Евгений Евтушенко. Фото Нины Зарецкой
— Евгений Александрович, спасибо большое, что нашли время на это интервью. И мой первый вопрос о поколении шестидесятников, о вашем поколении. В чем его сила?
— В чем главная мощь нашего поколения? Мы все увидели войну глазами детей. У нас было чувство народа, понимаете? Вот мы поняли, как много могут люди и что победил в войне народ, а не товарищ Сталин. Он вынужден был действовать, когда народ начал сопротивляться. Ведь сначала всю нашу авиацию расстреляли, на земле, потому что ей не давали взлетать. И даже герои Брестской крепости начали сопротивляться, хотя не получали приказов сопротивляться. Сталин все еще думал, что это провокация.
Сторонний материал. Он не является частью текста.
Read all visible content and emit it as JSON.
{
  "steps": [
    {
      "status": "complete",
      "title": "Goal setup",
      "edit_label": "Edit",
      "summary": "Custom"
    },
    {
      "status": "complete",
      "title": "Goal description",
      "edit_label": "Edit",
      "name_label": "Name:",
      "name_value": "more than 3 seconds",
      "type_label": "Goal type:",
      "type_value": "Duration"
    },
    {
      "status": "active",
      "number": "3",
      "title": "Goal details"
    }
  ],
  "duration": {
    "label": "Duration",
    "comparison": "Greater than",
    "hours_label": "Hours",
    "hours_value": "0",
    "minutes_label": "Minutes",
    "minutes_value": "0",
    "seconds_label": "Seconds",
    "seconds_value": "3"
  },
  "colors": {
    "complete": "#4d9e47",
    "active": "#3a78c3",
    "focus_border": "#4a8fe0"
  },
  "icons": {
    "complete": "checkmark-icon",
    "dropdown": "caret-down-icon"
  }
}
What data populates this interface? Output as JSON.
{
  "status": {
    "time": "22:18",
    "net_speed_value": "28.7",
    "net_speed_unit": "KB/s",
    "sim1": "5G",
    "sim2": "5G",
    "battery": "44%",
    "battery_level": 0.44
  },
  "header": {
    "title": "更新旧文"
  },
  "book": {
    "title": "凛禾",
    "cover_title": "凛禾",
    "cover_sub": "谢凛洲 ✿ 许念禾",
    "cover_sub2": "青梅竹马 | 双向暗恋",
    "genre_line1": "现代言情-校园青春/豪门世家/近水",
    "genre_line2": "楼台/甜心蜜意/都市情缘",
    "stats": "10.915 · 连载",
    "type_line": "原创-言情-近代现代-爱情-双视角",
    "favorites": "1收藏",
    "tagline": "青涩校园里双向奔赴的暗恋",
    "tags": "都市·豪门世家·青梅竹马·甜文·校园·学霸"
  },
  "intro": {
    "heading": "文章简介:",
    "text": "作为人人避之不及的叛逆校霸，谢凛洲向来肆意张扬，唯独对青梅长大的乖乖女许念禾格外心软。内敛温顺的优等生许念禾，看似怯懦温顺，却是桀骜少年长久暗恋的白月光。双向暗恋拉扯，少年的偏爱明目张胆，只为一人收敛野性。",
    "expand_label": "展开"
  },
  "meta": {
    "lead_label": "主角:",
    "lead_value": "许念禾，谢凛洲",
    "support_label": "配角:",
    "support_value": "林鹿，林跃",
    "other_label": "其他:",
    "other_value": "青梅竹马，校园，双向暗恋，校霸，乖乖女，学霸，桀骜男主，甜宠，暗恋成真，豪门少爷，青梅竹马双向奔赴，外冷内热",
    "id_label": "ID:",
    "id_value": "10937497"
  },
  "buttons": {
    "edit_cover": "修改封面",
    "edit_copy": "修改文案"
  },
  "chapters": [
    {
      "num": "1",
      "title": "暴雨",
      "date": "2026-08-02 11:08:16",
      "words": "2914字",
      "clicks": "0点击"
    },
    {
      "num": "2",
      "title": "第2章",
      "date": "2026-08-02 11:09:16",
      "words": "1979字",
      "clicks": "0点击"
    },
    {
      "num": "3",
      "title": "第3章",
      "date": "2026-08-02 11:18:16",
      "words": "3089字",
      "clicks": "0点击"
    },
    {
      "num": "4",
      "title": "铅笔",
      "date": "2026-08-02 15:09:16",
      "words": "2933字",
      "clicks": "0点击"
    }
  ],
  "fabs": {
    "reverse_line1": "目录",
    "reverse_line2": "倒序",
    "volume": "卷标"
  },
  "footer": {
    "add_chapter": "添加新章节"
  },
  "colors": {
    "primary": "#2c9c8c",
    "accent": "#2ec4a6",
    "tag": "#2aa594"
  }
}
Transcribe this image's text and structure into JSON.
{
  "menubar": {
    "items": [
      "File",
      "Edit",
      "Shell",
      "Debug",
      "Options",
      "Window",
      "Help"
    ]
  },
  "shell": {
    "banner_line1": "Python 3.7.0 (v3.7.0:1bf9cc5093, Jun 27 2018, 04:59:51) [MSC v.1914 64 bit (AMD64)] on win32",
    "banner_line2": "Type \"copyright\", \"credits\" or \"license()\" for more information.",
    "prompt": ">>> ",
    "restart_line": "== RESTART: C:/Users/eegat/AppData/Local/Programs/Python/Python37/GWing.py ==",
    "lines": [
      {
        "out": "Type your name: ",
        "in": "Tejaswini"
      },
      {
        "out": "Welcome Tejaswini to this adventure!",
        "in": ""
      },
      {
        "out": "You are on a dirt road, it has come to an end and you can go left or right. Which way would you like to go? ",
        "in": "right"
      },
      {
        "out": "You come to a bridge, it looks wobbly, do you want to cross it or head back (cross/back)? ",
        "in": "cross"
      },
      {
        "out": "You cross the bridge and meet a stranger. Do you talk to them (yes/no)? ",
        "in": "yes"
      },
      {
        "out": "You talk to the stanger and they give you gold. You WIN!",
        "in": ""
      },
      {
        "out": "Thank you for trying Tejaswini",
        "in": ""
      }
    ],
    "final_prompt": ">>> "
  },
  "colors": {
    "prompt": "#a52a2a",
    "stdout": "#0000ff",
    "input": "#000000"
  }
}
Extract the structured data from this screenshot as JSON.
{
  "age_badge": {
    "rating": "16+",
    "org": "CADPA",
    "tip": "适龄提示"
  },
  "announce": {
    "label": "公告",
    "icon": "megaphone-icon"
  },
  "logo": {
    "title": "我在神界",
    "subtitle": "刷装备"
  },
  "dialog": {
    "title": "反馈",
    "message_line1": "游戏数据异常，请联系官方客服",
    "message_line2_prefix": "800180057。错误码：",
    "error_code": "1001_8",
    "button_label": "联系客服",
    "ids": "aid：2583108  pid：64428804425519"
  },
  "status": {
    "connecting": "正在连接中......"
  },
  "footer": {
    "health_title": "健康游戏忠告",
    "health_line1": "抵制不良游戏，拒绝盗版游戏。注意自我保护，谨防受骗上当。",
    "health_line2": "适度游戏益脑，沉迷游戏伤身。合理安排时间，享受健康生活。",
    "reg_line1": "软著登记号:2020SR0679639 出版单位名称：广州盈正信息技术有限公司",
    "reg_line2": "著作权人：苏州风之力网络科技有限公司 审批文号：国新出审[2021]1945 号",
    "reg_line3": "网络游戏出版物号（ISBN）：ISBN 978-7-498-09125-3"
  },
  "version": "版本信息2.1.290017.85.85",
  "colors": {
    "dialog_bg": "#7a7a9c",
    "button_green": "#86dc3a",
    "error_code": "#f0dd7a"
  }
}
И сейчас мне так горько видеть вспышки антиинтернационализма, который, к сожалению, весьма распространен. А ведь тогда этого не было. Тогда все многонациональное население Советского Союза участвовало в сопротивлении фашизму. И множество героев Советского Союза были евреями. Лучшие песни великой отечественной войны — и слова их, и музыка — написаны нашими советскими евреями. Эти песни стали русскими народными песнями, понимаете? И очень я переживаю то, что сейчас у нас происходят государственные недоразумения с Грузией. Я надеюсь, что какие-то отношения у нас все-таки восстановятся впоследствии. Нельзя допустить, чтобы это перешло в ссору с народом. Они тоже сражались рядом с нами. Помните, замечательный фильм «Отец солдата», по-моему, он так назывался, да? С великим грузинским актером...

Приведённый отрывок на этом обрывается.